We are aware of only one previous report of TINU presenting with bilateral optic disc oedema, in which the aetiology was thought to be drug induced.11 Our case is consistent with the diagnosis of ‘definite TINU syndrome’ as the AIN was confirmed histopathologically and the patient had typical bilateral uveitis. In our patient, the optic disc swelling and anterior uveitis had a parallel clinical course all along from the time of initial clinical presentation. The fact that the optic disc swelling and uveitis responded well to steroid treatment indicates that the disc swelling was secondary to anterior and possible subclinical intermediate uveitis. Cell-mediated immune responses, autoantibody production, and the role of HLA molecules have been implicated in the pathogenesis of TINU syndrome.12 The optic disc oedema may be the result of nonspecific vasculitis of the ciliary vessels with increased vascular permeability and secondary retinal venous dilatation.

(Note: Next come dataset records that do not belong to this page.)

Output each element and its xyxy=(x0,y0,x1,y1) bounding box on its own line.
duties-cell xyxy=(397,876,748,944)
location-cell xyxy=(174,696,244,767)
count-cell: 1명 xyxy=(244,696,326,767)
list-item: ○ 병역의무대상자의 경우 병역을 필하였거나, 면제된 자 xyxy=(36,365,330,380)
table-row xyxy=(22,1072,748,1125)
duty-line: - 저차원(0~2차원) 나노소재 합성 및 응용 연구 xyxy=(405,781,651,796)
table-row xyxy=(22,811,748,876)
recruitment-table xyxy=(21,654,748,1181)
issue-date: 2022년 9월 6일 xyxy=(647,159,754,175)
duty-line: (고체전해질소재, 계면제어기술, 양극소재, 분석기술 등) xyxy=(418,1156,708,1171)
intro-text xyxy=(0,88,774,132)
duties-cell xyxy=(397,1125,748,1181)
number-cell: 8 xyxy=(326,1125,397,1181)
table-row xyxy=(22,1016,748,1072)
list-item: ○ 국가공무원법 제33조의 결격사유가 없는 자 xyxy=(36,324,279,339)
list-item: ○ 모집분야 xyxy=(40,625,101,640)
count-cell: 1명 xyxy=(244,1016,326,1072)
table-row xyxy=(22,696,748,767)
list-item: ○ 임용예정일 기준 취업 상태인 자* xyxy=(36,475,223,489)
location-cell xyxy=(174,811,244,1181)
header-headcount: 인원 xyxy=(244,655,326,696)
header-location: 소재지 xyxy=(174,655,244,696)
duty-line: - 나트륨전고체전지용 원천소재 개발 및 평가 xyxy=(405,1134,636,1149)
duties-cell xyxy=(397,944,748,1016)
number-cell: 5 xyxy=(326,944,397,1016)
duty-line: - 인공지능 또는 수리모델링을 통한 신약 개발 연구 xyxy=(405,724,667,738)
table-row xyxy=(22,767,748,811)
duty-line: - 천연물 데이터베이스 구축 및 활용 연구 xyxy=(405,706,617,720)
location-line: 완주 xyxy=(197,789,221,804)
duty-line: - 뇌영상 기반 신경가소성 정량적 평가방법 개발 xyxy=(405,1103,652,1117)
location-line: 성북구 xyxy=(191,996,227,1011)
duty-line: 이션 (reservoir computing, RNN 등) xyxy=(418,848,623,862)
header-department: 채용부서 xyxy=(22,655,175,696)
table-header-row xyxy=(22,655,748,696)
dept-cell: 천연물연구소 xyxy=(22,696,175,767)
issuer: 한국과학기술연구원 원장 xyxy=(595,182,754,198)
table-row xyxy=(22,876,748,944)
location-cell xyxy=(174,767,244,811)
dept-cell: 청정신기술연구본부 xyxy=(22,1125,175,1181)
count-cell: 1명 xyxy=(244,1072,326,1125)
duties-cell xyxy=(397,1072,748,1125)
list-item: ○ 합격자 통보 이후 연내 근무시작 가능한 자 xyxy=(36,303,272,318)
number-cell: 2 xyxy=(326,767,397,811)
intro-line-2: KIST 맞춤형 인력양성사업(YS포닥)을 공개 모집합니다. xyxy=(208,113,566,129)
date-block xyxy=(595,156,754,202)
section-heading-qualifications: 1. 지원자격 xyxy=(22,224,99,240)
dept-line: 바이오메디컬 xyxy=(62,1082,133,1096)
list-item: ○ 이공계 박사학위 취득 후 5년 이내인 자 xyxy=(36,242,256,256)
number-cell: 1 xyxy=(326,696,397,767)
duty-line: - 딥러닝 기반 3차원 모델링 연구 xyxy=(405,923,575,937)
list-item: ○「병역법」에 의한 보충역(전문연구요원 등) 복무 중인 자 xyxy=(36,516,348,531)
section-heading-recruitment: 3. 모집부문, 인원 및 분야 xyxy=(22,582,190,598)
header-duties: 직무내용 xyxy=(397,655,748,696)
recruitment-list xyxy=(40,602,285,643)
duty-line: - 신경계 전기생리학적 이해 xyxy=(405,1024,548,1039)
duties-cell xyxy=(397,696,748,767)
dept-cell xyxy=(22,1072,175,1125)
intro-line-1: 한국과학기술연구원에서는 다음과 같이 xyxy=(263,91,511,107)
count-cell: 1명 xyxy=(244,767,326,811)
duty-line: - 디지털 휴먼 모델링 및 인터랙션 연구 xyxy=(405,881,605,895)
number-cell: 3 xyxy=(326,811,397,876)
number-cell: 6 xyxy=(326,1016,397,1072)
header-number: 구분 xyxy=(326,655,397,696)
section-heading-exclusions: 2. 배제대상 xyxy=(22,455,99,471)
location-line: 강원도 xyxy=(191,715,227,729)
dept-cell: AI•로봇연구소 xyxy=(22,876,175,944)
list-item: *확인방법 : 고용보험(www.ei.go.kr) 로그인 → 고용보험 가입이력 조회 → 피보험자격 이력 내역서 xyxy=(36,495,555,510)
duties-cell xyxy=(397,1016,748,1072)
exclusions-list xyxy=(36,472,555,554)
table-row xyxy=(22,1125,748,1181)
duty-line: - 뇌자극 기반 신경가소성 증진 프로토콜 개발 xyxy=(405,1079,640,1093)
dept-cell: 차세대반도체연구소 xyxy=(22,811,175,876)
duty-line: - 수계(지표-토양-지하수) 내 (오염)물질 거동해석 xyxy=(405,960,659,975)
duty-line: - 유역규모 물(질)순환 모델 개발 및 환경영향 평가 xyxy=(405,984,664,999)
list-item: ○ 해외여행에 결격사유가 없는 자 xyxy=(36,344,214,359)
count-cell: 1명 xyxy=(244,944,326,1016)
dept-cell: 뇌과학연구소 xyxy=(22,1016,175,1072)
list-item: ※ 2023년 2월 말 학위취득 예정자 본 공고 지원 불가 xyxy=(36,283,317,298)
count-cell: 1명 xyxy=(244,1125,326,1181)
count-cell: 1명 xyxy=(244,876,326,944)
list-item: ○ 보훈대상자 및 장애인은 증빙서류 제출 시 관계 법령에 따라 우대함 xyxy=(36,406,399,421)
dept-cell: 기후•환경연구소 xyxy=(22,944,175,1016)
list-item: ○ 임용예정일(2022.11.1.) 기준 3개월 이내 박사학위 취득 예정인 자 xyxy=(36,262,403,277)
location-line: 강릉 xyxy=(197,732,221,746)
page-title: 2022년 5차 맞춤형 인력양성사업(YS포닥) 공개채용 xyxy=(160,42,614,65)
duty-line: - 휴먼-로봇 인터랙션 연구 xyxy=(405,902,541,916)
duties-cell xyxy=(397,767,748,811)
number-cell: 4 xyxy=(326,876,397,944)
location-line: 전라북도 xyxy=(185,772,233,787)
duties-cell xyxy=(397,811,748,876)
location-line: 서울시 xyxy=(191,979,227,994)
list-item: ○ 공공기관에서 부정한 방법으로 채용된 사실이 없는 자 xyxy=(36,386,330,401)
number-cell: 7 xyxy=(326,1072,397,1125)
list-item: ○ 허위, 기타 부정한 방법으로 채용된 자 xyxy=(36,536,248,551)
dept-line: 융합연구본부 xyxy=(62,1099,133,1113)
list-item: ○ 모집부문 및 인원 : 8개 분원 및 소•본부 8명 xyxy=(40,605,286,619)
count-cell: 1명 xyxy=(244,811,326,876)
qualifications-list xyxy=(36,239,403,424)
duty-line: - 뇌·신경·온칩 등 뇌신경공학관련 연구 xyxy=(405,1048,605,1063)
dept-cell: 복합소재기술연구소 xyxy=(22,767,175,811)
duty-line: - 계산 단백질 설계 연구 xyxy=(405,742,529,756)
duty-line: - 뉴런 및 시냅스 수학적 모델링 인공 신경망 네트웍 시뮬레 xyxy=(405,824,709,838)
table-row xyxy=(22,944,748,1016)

The absence of multiple granuloma on renal histology, normal chest X-ray, and negative p or c ANCA analysis excludes the possibility of Wegener's granulomatosis.

TINU syndrome is a distinct clinical entity that may be under recognised and may account for some causes of unexplained chronic or recurrent AU. It is important for ophthalmologists, nephrologists, and primary-care physicians to be aware of this disorder to ensure early diagnosis and appropriate treatment.